Some sectors are not doing so well. The property sector has been plateauing at best and naturally sectors that depend upon people moving house – like kitchen and bathroom retailers have also felt the squeeze. The car industry is also struggling (across Europe) as the switch from diesel confuses the punter and we move towards electric cars in the longer term.
We seem to be defying the laws of economic gravity despite current uncertainty. But uncertainty is a slow killer of confidence. Several local businesses have reported to me that more and more investment decisions are being shelved until we know where we are going on Brexit. They are especially fearful of the disruption of a no-deal exit. So far so good on the economy – but we should not assume it will last forever. Imagine if there was an economic recession at the same time as this deep political and constitutional crisis? We have tomove this forward.

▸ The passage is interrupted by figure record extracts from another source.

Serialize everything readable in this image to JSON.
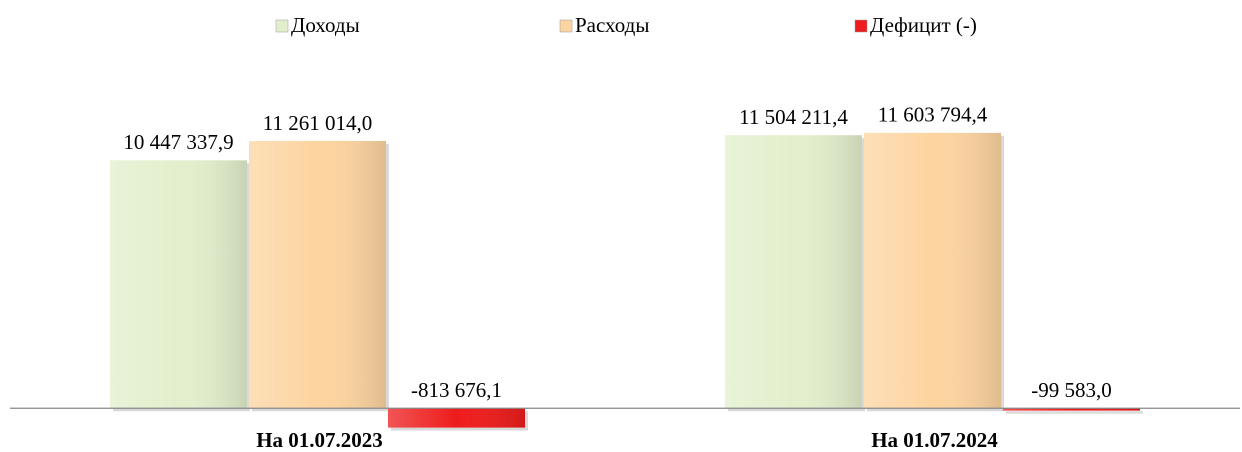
{
  "chart_data": {
    "type": "bar",
    "categories": [
      "На 01.07.2023",
      "На 01.07.2024"
    ],
    "series": [
      {
        "name": "Доходы",
        "color": "#e2efcc",
        "values": [
          10447337.9,
          11504211.4
        ],
        "value_labels": [
          "10 447 337,9",
          "11 504 211,4"
        ]
      },
      {
        "name": "Расходы",
        "color": "#fdd4a0",
        "values": [
          11261014.0,
          11603794.4
        ],
        "value_labels": [
          "11 261 014,0",
          "11 603 794,4"
        ]
      },
      {
        "name": "Дефицит (-)",
        "color": "#ee1c1c",
        "values": [
          -813676.1,
          -99583.0
        ],
        "value_labels": [
          "-813 676,1",
          "-99 583,0"
        ]
      }
    ],
    "ylim": [
      -1000000,
      14000000
    ],
    "legend": "top"
  }
}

We have a new date to settle this by 12th April. We are now down to three options: (i) the PM’s deal (which honours the 2016 vote without crashing the economy), (ii) a no-Deal Brexit (which has a Parliamentary majority against it of around 200) or (iii) an extended delay+ a Brexit reset involving…a new way forward (2nd referendum, Norway plus, General election, rescission of article 50 and just remain…take your pick).
If we do not resolve this matter by 12th April, we will have to take part in elections to the European Parliament for which the country is woefully under-prepared.
I do not believe Parliament will support a no-deal Brexit. So down to two realistic options: back the deal or get an extended delay, uncertain outcome plus EU elections.
Still some of my Brexiteer colleagues wont back the deal. Beggars belief!